I am not going to deny that I feel as though I have to be two types of mothers. I must teach, develop and inspire both my children to be amazing, self-sufficient adults. Empower them! However, I must do this in two very different ways. Autistic children do not respond to main stream teaching methods, so I must adapt my teaching style to the ways that Malik responds to. I’ve learned my son so well, that without verbal communication abilities I can understand and what it is that he is trying to get acrossed, and accomodate. I have been my son’s voice to communicate his thoughts and feelings to the world since I learned what it is that he was trying to say. What each vocal stem meant, each sound, each glance. I have made it a point to.

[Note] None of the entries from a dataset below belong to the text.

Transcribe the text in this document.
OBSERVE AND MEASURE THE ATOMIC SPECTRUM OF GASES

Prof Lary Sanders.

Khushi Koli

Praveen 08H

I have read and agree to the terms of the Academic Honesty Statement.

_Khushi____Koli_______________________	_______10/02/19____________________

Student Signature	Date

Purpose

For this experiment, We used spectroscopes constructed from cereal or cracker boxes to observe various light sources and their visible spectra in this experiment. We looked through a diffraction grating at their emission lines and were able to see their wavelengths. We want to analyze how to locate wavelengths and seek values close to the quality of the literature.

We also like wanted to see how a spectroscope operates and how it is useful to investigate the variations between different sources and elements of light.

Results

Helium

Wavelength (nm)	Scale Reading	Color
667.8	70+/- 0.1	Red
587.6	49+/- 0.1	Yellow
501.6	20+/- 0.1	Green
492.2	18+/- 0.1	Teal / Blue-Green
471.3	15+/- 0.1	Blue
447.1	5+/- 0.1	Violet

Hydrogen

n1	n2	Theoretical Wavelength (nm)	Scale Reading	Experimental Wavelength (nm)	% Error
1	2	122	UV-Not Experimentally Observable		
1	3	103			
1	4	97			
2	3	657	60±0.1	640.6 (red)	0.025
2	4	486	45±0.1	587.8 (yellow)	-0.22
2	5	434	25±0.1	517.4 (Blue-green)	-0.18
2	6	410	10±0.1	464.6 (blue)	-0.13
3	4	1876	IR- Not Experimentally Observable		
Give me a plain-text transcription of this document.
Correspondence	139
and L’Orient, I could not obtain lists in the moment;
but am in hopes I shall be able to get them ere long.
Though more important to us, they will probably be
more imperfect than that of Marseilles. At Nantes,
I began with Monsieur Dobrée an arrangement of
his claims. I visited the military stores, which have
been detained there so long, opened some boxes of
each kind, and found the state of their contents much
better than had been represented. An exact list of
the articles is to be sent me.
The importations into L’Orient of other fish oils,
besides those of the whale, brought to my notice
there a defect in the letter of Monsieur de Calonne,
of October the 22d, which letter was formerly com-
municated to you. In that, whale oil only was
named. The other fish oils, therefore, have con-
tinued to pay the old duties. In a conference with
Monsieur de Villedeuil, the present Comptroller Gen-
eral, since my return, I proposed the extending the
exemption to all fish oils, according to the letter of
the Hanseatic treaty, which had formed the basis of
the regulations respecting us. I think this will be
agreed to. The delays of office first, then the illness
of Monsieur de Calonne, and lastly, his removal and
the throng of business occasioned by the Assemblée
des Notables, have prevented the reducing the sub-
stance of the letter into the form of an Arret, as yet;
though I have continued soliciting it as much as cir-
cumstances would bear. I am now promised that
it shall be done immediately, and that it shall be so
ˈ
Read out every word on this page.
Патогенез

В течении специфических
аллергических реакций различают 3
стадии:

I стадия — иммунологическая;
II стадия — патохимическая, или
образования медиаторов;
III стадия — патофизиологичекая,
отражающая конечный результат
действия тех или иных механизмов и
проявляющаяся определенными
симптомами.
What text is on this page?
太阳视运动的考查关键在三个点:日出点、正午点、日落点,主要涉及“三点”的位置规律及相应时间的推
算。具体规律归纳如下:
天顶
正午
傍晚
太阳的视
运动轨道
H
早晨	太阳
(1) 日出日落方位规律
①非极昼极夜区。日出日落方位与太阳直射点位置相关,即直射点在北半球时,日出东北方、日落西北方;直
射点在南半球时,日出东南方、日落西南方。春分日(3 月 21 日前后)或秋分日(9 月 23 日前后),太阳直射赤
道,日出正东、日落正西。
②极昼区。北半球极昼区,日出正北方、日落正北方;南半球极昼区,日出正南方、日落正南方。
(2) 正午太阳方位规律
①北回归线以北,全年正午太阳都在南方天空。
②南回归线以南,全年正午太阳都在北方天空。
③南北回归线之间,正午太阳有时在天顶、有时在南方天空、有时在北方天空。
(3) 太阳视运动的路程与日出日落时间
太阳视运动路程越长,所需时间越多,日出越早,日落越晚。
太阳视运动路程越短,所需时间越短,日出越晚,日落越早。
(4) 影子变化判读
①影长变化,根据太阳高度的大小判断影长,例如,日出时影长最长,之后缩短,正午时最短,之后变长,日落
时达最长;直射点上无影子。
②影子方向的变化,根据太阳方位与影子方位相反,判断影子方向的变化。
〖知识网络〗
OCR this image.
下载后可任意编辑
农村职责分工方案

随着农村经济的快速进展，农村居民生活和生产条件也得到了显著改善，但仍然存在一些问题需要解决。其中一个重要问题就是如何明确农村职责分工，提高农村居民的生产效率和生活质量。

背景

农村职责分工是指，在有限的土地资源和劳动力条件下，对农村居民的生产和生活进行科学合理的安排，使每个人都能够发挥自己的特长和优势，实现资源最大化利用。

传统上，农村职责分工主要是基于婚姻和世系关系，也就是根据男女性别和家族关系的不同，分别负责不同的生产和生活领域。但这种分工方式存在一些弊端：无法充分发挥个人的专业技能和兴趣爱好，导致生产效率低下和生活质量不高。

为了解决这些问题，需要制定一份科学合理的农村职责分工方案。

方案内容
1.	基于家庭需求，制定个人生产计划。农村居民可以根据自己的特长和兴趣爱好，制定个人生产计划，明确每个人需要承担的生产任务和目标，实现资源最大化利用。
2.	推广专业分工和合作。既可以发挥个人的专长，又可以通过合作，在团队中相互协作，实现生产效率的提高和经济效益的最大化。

Jaylin also responds to unique teaching styles, that are very different from Malik’s. Jaylin just turned 2 1/2 years old and is being evaluated for her own special developmental delays (which is another story that we will get into later), and one of the hardest things that we have struggled with is making sure that both kids get treated fairly. Malik has some unique habits as far as food choices, times and amounts that he eats, betimes allowed, “allowable” tantrums and behaviors…it goes on and on. Although I know that there are speech delays and some behavioral issues that Jaylin is dealing with (whether its determined to be actual delays, or learned behaviors from Malik), I also know that there are separate expectations that I can have for her. This is a constant struggle to enforce and I know that I feel as though she is still a little too young to understand why there are different expectations and rules for her than Malik. What age should we expect them to be able to comprehend and properly enforce these? And until then, do I just have to struggle feeling as though I am an unfair and unjust parent?
Does anyone have any thoughts or ideas to help get through this time without feeling as though you have two separate set of standards for your children?